I REALLY do think you save money going to PC gaming in the long run, because I did so during college when I had a fixed budget. I obviously needed a computer to do basic tasks, so spending some more to make it play games was cheaper than buying both a decent work-only PC and a console.
You mention people frowning on third-party sites, but I don't think it's hard to find one that is legit. I've used greenmangaming for years, who have a 20-30% coupon on new games almost perpetually, and I've yet to not get what I ordered. Suddenly the $60 day one big game became a $35-48 purchase instead. The savings weren't just an excuse to spend, but the only way I could get these games at all.
Then the PC games I played with mod tools kept adding additional content, letting me get more out of a game before going out to get something new.

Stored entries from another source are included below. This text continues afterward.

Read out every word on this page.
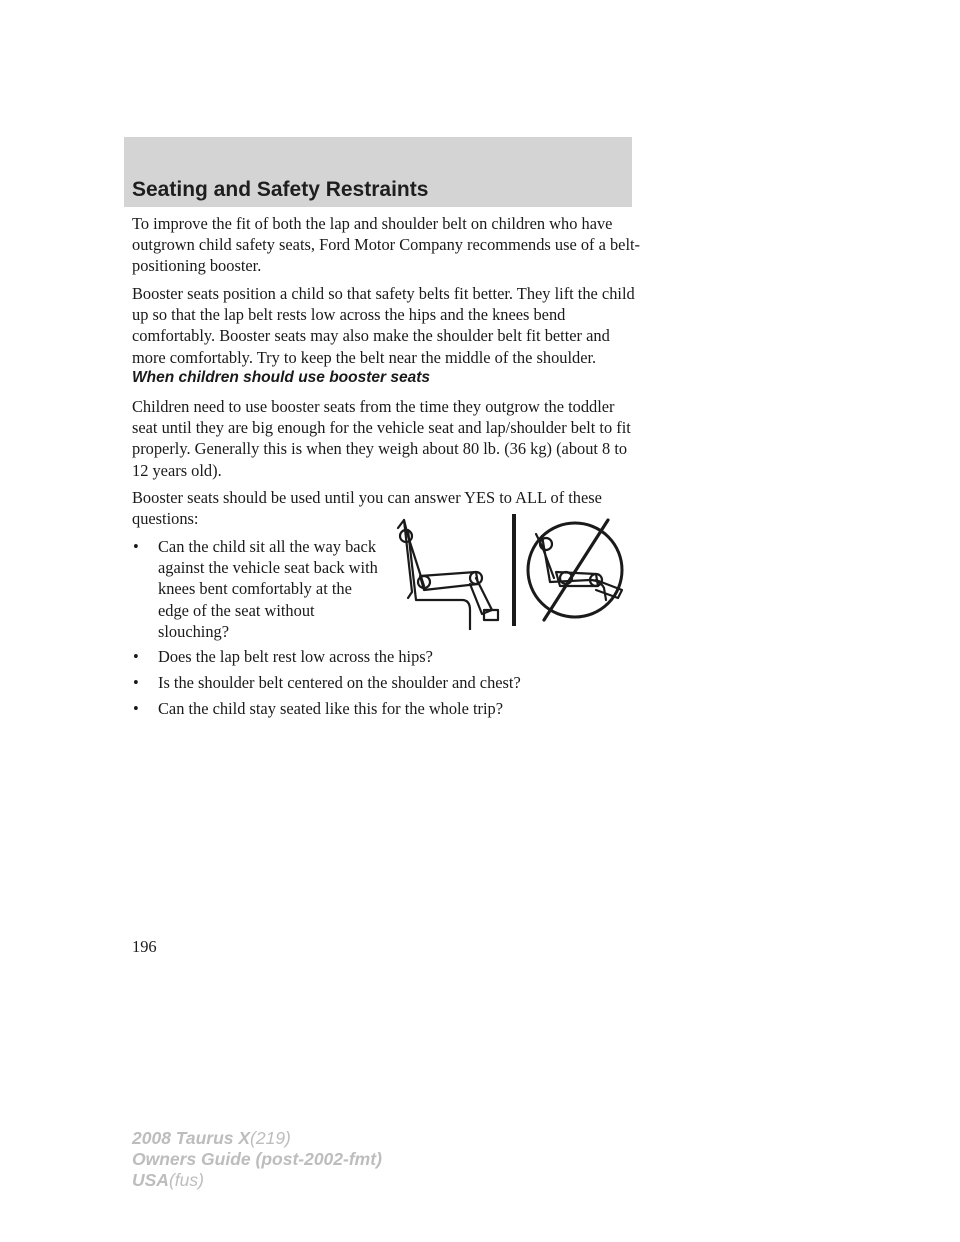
Seating and Safety Restraints

To improve the fit of both the lap and shoulder belt on children who have outgrown child safety seats, Ford Motor Company recommends use of a belt-positioning booster.

Booster seats position a child so that safety belts fit better. They lift the child up so that the lap belt rests low across the hips and the knees bend comfortably. Booster seats may also make the shoulder belt fit better and more comfortably. Try to keep the belt near the middle of the shoulder.

When children should use booster seats

Children need to use booster seats from the time they outgrow the toddler seat until they are big enough for the vehicle seat and lap/shoulder belt to fit properly. Generally this is when they weigh about 80 lb. (36 kg) (about 8 to 12 years old).

Booster seats should be used until you can answer YES to ALL of these questions:

• Can the child sit all the way back against the vehicle seat back with knees bent comfortably at the edge of the seat without slouching?
• Does the lap belt rest low across the hips?
• Is the shoulder belt centered on the shoulder and chest?
• Can the child stay seated like this for the whole trip?
196
2008 Taurus X(219)
Owners Guide (post-2002-fmt)
USA(fus)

Instead of $50-60 a year on Xbox Live (later PS+), I could use that money on new or old games.
While brick and mortar $60 AAA games are a thing many people buy, there are certain PC F2P games that drew a large audience. I met people who don't even really play games much who were into League of Legends, or gave up Battlefield to play Planetside 2. Hearthstone draws in more people than the average AAA game as well. If anything these service-based multiplayer F2P games are becoming a thing the more casual people on the platform consume now.
PC gaming still has more of the technical hurdles than consoles, and if you don't build it yourself will cost more at the beginning...but consoles have adopted PC features that brought along complexity and a loss to "pure" plug and play. PCs have also gotten only more user-friendly and automated. I think that and the additional ways to save money is why more and more people have flocked to it in the last half decade.
Steam's growing userbase can't just be hardcore gamers and new kids, there is a portion of console folks moving over (even if just to be a secondary platform).